OpenAI o3 vs. Google Gemini 2.0: Which Model Is Closer to Artificial General Intelligence?

2025 is shaping up to be a pivotal moment in A.I. innovation, driven by the race among tech giants to build artificial general intelligence (A.G.I.), or A.I. that can reach human-level intelligence. Recently, OpenAI and Google unveiled their respective new A.I. models: o3 and Gemini 2.0. OpenAI’s o3, announced on Dec. 20, is a reasoning model that CEO Sam Altman claims might achieve A.G.I. once it clears safety tests, while Google CEO Sundar Pichai touted Gemini 2.0 as the company’s “most thoughtful model yet.Both models demonstrate significant A.G.I. capabilities, though their approaches differ. While OpenAI’s new model focuses on cognitive abilities, Google positions Gemini 2.0 as a “highly integrated agentic A.I. tool” designed for efficiency and real-time problem-solving.

OpenAI’s o3 focuses on high-level reasoning, using a “private chain of thought” to solve problems. This approach allows it to perform well in physics, mathematics and science-related reasoning. It has shown impressive results on the ARC-AGI test—a benchmark for assessing an A.I. model’s ability to learn new skills outside of its training data. The o3 model scored 87.5 percent and 75.7 percent on the high compute setting and the low compute setting, respectively, tripling the performance of its predecessor, o1. (OpenAI reportedly avoided naming the model “o2” due to trademark conflicts with the British telecom company O2.)

The breakthrough is expensive, though. It currently costs OpenAI $20 per task for the low-compute mode and thousands of dollars for the high-compute mode. “These capabilities are new territory, and they demand serious scientific attention,” François Chollet, co-creator of the ARC-AGI benchmark. It will be interesting to see how OpenAI sets pricing for o3 subscriptions, especially since Altman said the company is losing money on OpenAI Pro subscriptions because of high usage costs.  

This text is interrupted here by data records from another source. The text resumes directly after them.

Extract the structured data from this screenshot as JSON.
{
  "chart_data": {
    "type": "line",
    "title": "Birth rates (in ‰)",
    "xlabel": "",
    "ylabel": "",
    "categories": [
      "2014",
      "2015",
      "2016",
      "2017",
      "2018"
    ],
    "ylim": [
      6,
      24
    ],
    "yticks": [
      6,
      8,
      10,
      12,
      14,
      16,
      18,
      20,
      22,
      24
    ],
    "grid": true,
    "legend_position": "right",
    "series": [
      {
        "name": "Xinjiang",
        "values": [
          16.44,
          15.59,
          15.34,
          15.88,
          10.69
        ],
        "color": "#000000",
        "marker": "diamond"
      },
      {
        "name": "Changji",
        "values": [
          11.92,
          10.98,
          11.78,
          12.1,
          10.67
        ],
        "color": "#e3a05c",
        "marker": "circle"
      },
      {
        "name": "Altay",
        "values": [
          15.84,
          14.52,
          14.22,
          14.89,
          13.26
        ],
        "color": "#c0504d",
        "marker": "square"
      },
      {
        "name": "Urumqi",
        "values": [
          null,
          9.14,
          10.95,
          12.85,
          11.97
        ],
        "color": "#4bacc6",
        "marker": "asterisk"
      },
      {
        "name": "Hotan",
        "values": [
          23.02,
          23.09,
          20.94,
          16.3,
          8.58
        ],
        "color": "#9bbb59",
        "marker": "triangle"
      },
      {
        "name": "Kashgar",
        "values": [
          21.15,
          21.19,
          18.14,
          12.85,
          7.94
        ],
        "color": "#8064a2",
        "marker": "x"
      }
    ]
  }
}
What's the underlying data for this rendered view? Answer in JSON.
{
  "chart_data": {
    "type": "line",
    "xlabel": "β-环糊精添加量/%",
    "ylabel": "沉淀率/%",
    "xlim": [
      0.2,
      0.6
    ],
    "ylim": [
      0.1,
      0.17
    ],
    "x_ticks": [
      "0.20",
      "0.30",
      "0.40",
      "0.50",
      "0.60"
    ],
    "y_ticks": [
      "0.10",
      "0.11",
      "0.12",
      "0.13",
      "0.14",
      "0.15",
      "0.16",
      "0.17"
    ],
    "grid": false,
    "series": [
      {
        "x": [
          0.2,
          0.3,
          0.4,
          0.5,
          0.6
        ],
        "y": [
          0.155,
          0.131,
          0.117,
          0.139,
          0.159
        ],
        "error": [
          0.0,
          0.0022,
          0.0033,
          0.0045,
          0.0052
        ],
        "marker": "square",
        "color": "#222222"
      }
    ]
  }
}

Gemini 2.0’s strength lies in multimodal capabilities, such as the ability to process audio. Its “Thinking Mode” is a standout feature, which boosts reasoning and provides step-by-step explanations. Gemini 2.0 also supports the ability to create combined outputs—like a blog post featuring text, A.I.-generated visuals and multilingual text-to-speech audio—with a single prompt. Users can also fine-tune the audio’s tone and style. 

Experts remain divided on whether these advancements signal real progress toward A.G.I. “We’ve certainly made progress toward A.G.I., but I think it is still a fair distance away, and some of the buzz is marketing hype,” Thomas Malone, director of the MIT Center for Collective Intelligence, told Observer. “Benchmarks are an innovative way to measure A.I. capabilities, but they don’t capture all forms of human intelligence.”

Chollet expressed concerns that OpenAI’s o3 may not yet possess the kind of “generalized” intelligence that A.G.I. requires. “I don’t think o3 is A.G.I. yet,” he wrote in a blog post. He pointed out that the upcoming ARC-AGI-2 benchmark might still present a significant challenge for o3, potentially lowering its performance under high-compute conditions.

“One major technical hurdle in A.I.’s progress toward AGI is long-term memory, which allows the model to retain full context for every action it takes. Latency and cost are also challenges, but those will likely improve quickly—these are just the first generation,” Will Bryk, CEO of Exa, a company building web search infrastructure for A.I. chatbots, told Observer. “The best definition of AGI is when it can automate a significant portion of the knowledge economy. We’re not there yet, but getting closer to AGI.”